"You have a very nice gown on, too, Pauline," added his lordship graciously.
Mrs. Dormer-Smith privately thought her own toilette detestable. It was a gaily-flowered brocade (a gift from her husband soon after Wilfrid's birth), which had been hidden from the light for several years. But she had self-denyingly caused Smithson to furbish it up for the present occasion, and was gratified that her virtue did not go unrewarded.
"I knew you liked vivid colours, Uncle George," said she softly.
"Of course I do.
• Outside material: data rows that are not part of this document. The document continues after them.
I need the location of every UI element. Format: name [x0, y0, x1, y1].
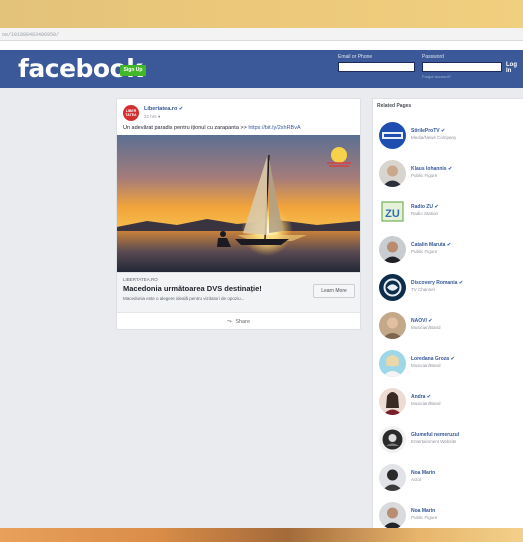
page-avatar-text: LIBER TATEA [125, 109, 137, 117]
naovi-avatar [379, 312, 406, 339]
post-time-text: 22 hrs [144, 114, 157, 119]
post-text: Un adevărat paradis pentru iționul cu za… [123, 125, 301, 131]
page-name[interactable]: Libertatea.ro ✔ [144, 106, 183, 112]
related-page-category: Public Figure [411, 249, 438, 254]
verified-icon: ✔ [450, 356, 455, 362]
related-page-category: Entertainment Website [411, 439, 457, 444]
related-page-item[interactable]: Andra ✔ Musician/Band [373, 385, 523, 421]
related-page-item[interactable]: Noa Marin Actor [373, 461, 523, 497]
page-avatar[interactable]: LIBER TATEA [123, 105, 139, 121]
share-label: Share [235, 319, 251, 325]
signup-button[interactable]: Sign Up [120, 65, 146, 76]
email-field[interactable] [338, 62, 415, 72]
stirileprotv-avatar [379, 122, 406, 149]
verified-icon: ✔ [447, 166, 453, 172]
related-page-name: Catalin Maruta ✔ [411, 242, 452, 248]
related-page-name: Loredana Groza ✔ [411, 356, 455, 362]
related-page-category: Public Figure [411, 515, 438, 520]
noa-marin-avatar-2 [379, 502, 406, 529]
post-body-text: Un adevărat paradis pentru iționul cu za… [123, 125, 247, 131]
related-page-category: TV Channel [411, 287, 435, 292]
related-page-category: Public Figure [411, 173, 438, 178]
verified-icon: ✔ [178, 106, 184, 112]
link-preview[interactable]: LIBERTATEA.RO Macedonia următoarea DVS d… [117, 272, 360, 312]
noa-marin-avatar [379, 464, 406, 491]
related-page-category: Actor [411, 477, 422, 482]
related-page-category: Radio Station [411, 211, 439, 216]
link-preview-domain: LIBERTATEA.RO [123, 277, 158, 282]
related-page-name: Glumeful nemeruzul [411, 432, 460, 438]
related-page-item[interactable]: ZU Radio ZU ✔ Radio Station [373, 195, 523, 231]
related-page-item[interactable]: StirileProTV ✔ Media/News Company [373, 119, 523, 155]
browser-gap [0, 41, 523, 50]
related-page-item[interactable]: Klaus Iohannis ✔ Public Figure [373, 157, 523, 193]
related-page-item[interactable]: Glumeful nemeruzul Entertainment Website [373, 423, 523, 459]
link-preview-title[interactable]: Macedonia următoarea DVS destinație! [123, 284, 262, 293]
link-preview-description: Macedonia este o alegere ideală pentru v… [123, 296, 245, 301]
address-bar[interactable]: oe/101808403406950/ [0, 28, 523, 41]
verified-icon: ✔ [446, 242, 452, 248]
related-pages-panel: Related Pages StirileProTV ✔ Media/News … [372, 98, 523, 529]
related-page-name: StirileProTV ✔ [411, 128, 446, 134]
forgot-account-link[interactable]: Forgot account? [422, 74, 451, 79]
address-url: oe/101808403406950/ [2, 32, 60, 38]
verified-icon: ✔ [441, 128, 446, 134]
related-page-category: Media/News Company [411, 135, 457, 140]
password-field[interactable] [422, 62, 502, 72]
login-button[interactable]: Log In [506, 62, 523, 74]
browser-top-strip [0, 0, 523, 28]
related-page-item[interactable]: Catalin Maruta ✔ Public Figure [373, 233, 523, 269]
klaus-iohannis-avatar [379, 160, 406, 187]
globe-icon: ● [157, 114, 161, 119]
catalin-maruta-avatar [379, 236, 406, 263]
verified-icon: ✔ [458, 280, 464, 286]
related-page-item[interactable]: Discovery Romania ✔ TV Channel [373, 271, 523, 307]
verified-icon: ✔ [428, 318, 433, 324]
share-button[interactable]: ⤳ Share [117, 312, 360, 330]
verified-icon: ✔ [426, 394, 432, 400]
radio-zu-avatar: ZU [379, 198, 406, 225]
learn-more-button[interactable]: Learn More [313, 284, 355, 298]
andra-avatar [379, 388, 406, 415]
loredana-groza-avatar [379, 350, 406, 377]
related-page-item[interactable]: NAOVI ✔ Musician/Band [373, 309, 523, 345]
post-image-sailboat[interactable] [117, 135, 360, 272]
related-page-name: Noa Marin [411, 508, 436, 514]
related-page-name: Klaus Iohannis ✔ [411, 166, 453, 172]
svg-text:ZU: ZU [385, 208, 400, 220]
related-pages-title: Related Pages [377, 103, 412, 109]
verified-icon: ✔ [434, 204, 439, 210]
facebook-header: facebook Sign Up Email or Phone Password… [0, 50, 523, 88]
related-page-category: Musician/Band [411, 325, 441, 330]
related-page-name: NAOVI ✔ [411, 318, 433, 324]
related-page-name: Discovery Romania ✔ [411, 280, 464, 286]
discovery-avatar [379, 274, 406, 301]
password-label: Password [422, 54, 444, 60]
related-page-name: Noa Marin [411, 470, 436, 476]
page-name-text: Libertatea.ro [144, 106, 178, 112]
post-card: LIBER TATEA Libertatea.ro ✔ 22 hrs ● Un … [116, 98, 361, 330]
related-page-name: Radio ZU ✔ [411, 204, 439, 210]
related-page-item[interactable]: Loredana Groza ✔ Musician/Band [373, 347, 523, 383]
related-page-category: Musician/Band [411, 363, 441, 368]
email-label: Email or Phone [338, 54, 373, 60]
sunset-sailboat-photo [117, 135, 360, 272]
glumeful-avatar [379, 426, 406, 453]
share-icon: ⤳ [226, 319, 232, 325]
browser-bottom-strip [0, 528, 523, 542]
post-link[interactable]: https://bit.ly/2xhRBvA [248, 125, 300, 131]
related-page-name: Andra ✔ [411, 394, 432, 400]
post-timestamp[interactable]: 22 hrs ● [144, 114, 161, 119]
related-page-category: Musician/Band [411, 401, 441, 406]
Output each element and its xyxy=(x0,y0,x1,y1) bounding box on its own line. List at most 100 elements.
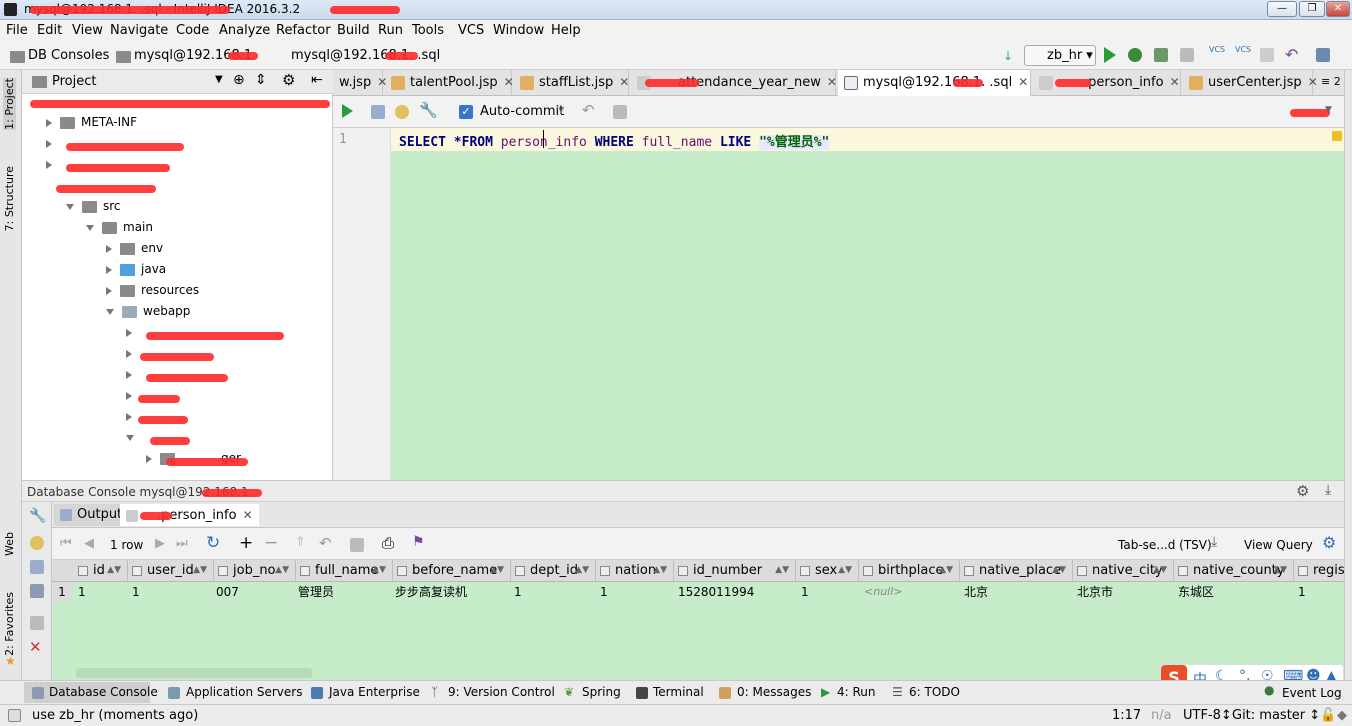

Everybody does, that has the use of his eyes. Don't believe the humbugs who tell you otherwise. Your upholsterer now will show you some wretched washed-out rag of a thing, and try to persuade you to cover your chairs with it, because it's æsthetic! Parcel of fools! Not that the fellows who sell the things are fools. They know very well which side their bread is buttered." Then glancing across the table with his keen, sunken, black eyes, he continued, "That little Miranda—what is it you call her? May? Well, May is a very good name for her—is remarkably fresh and pretty. Good frank forehead. Not a bit like her father. Different type. But the other girl is the beauty. Uncommonly handsome, really."
"I'm glad you think May nice," said Mrs. Dormer-Smith. "Of course I was anxious that you should like her. She is poor Augustus's only child—only surviving child. You know there were five or six of them, but the others all died in babyhood."
Lord Castlecombe did know it, and remembered it now with grim satisfaction. At least Augustus had no male heir to come after him.
"Ah! Gus made a pretty hash of it altogether," said the old man.
But he did not say it unkindly. He would not willingly have been harsh or brutal towards Pauline. She really was a very sweet creature, and had, he thought, almost every quality that he could desire in the women of his blood. For, it must be observed, Lord Castlecombe did not know that Pauline admired æsthetic furniture, nor that she considered Augustus to have been rather hardly treated by the Castlecombes.
"Of course," replied that gentle lady. "My poor brother's unfortunate marriage——"
"Oh! Ah! Yes. But that, at all events, seems to have turned out better than could have been expected. Lucius tells me there is a grandmother who has money, and is generous."